Vize-Kandidaten werden überschätzt
Viel wird derzeit auch darüber geschrieben und gesprochen, dass es nicht zuletzt darauf ankomme, wen sie sich als Vizepräsidentschafts-Kandidaten (oder Kandidatin) an ihre Seite holt. Doch das sollte meiner Ansicht nach nicht überbewertet werden. Ich kenne keinen Bewerber, der es ins Amt geschafft hat, nur weil der Mann (oder die Frau) an seiner Seite so geglänzt hat.
Zwei Frauen? In den USA undenkbar Am ehesten war es noch umgekehrt: Sarah Palin hatte als Vize des Republikaners John McCain eine so unglückliche Figur gemacht, dass sie sogar den sehr geachteten Senator mit in die Tiefe riss. Das einzige, was ein Vizepräsidentschafts-Kandidat mitbringen kann, sollte und muss, ist sein Heimatstaat. Wenn der oder die (auch wenn es mehr als zweifelhaft ist, dass das Ticket aus zwei Frauen bestehen kann) aus einem umkämpften Bundesstaat kommt, der für den Wahlausgang entscheidend sein könnte, wäre das schon ein Asset.
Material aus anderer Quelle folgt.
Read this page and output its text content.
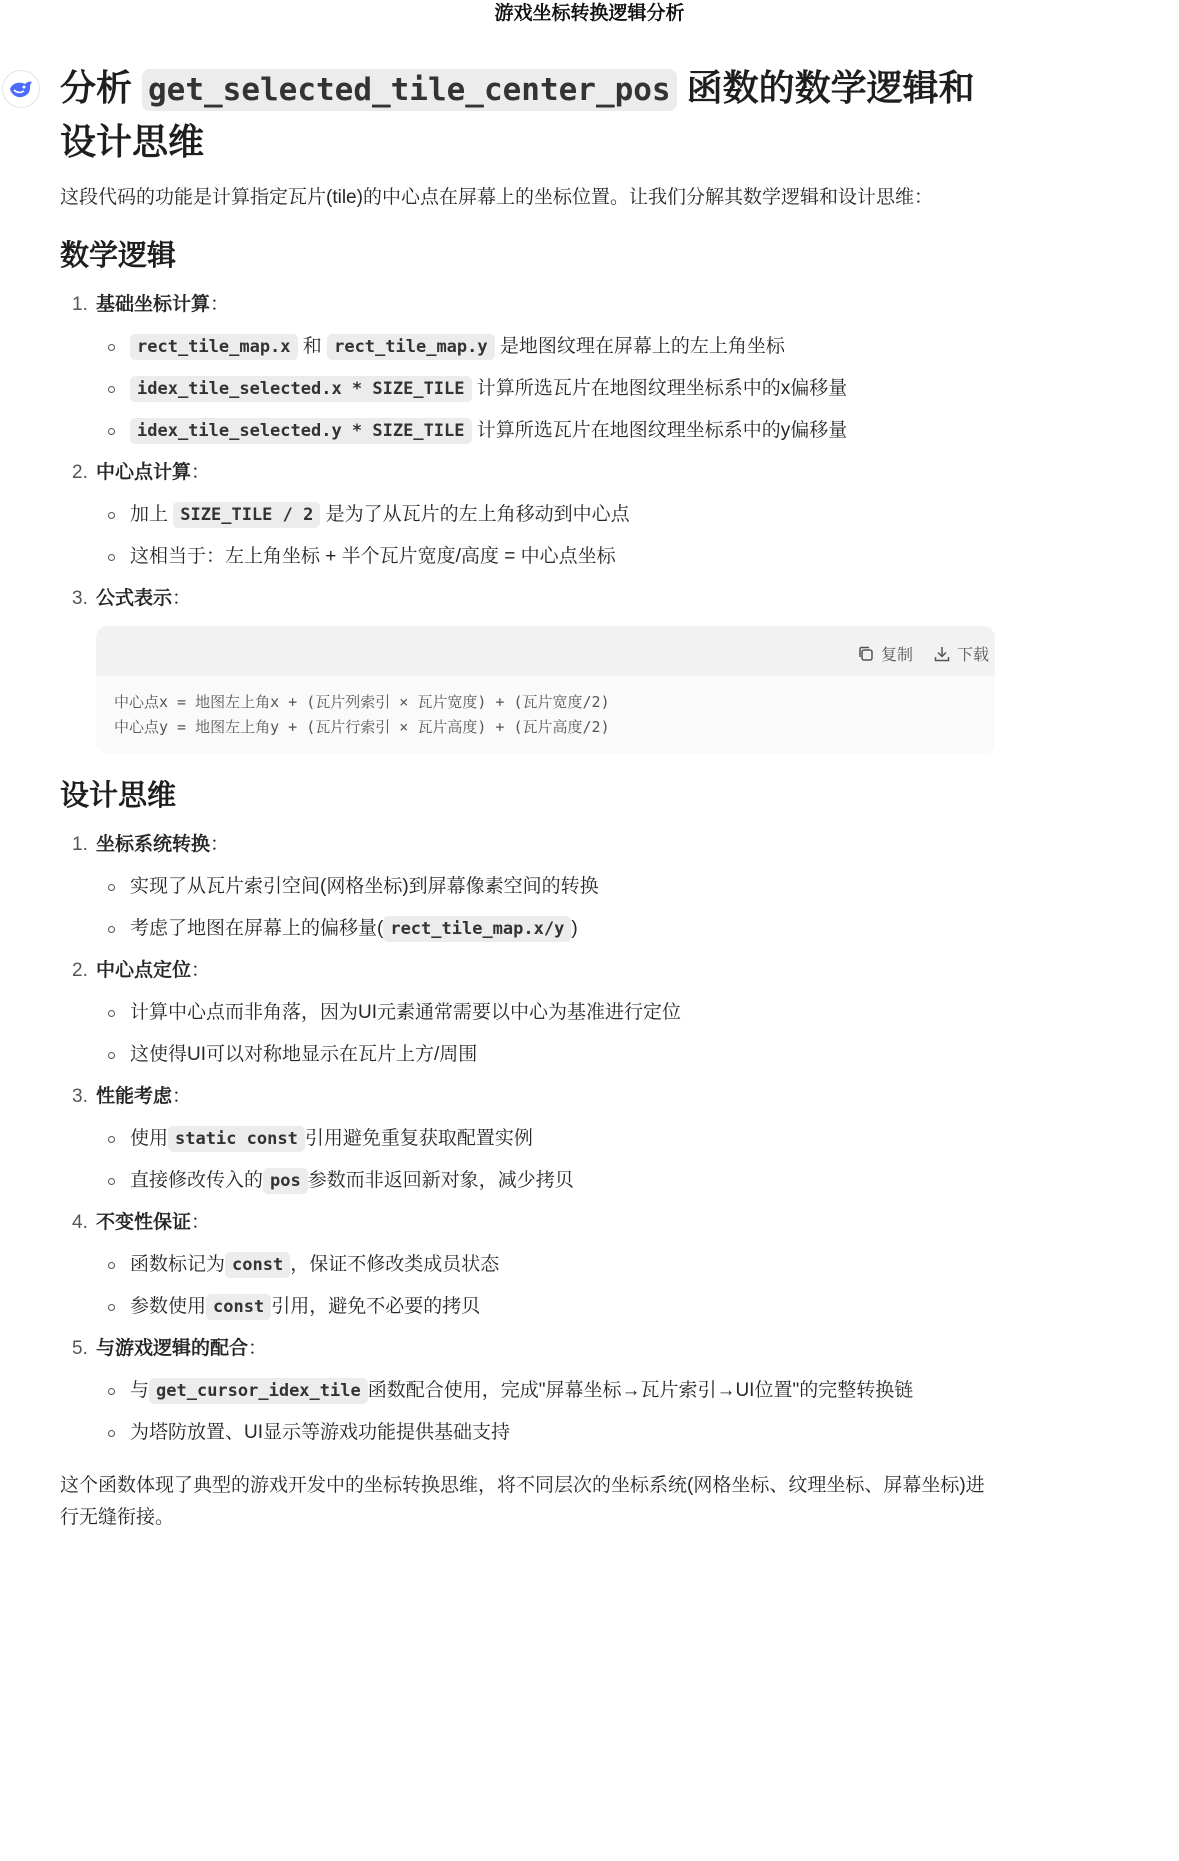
游戏坐标转换逻辑分析
分析 get_selected_tile_center_pos 函数的数学逻辑和设计思维

这段代码的功能是计算指定瓦片(tile)的中心点在屏幕上的坐标位置。让我们分解其数学逻辑和设计思维：

数学逻辑
1. 基础坐标计算：
rect_tile_map.x 和 rect_tile_map.y 是地图纹理在屏幕上的左上角坐标
idex_tile_selected.x * SIZE_TILE 计算所选瓦片在地图纹理坐标系中的x偏移量
idex_tile_selected.y * SIZE_TILE 计算所选瓦片在地图纹理坐标系中的y偏移量
2. 中心点计算：
加上 SIZE_TILE / 2 是为了从瓦片的左上角移动到中心点
这相当于：左上角坐标 + 半个瓦片宽度/高度 = 中心点坐标
3. 公式表示：
复制	下载
中心点x = 地图左上角x + (瓦片列索引 × 瓦片宽度) + (瓦片宽度/2)
中心点y = 地图左上角y + (瓦片行索引 × 瓦片高度) + (瓦片高度/2)
设计思维
1. 坐标系统转换：
实现了从瓦片索引空间(网格坐标)到屏幕像素空间的转换
考虑了地图在屏幕上的偏移量( rect_tile_map.x/y )
2. 中心点定位：
计算中心点而非角落，因为UI元素通常需要以中心为基准进行定位
这使得UI可以对称地显示在瓦片上方/周围
3. 性能考虑：
使用 static const 引用避免重复获取配置实例
直接修改传入的 pos 参数而非返回新对象，减少拷贝
4. 不变性保证：
函数标记为 const ，保证不修改类成员状态
参数使用 const 引用，避免不必要的拷贝
5. 与游戏逻辑的配合：
与 get_cursor_idex_tile 函数配合使用，完成"屏幕坐标→瓦片索引→UI位置"的完整转换链
为塔防放置、UI显示等游戏功能提供基础支持

这个函数体现了典型的游戏开发中的坐标转换思维，将不同层次的坐标系统(网格坐标、纹理坐标、屏幕坐标)进行无缝衔接。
Facht Verlierer Trump einen Bürgerkrieg an?
Mit der Vorhersage vom vergangenen November (die ich dann auf Newsflix im März noch einmal bestätigt habe), dass Joe Biden nicht der "gesetzte Kandidat" sein wird, habe ich mich weit aus dem Fenster gelehnt. Jetzt vorauszusagen, wer die Wahlen gewinnen wird, könnte einen Fenstersturz bedeuten.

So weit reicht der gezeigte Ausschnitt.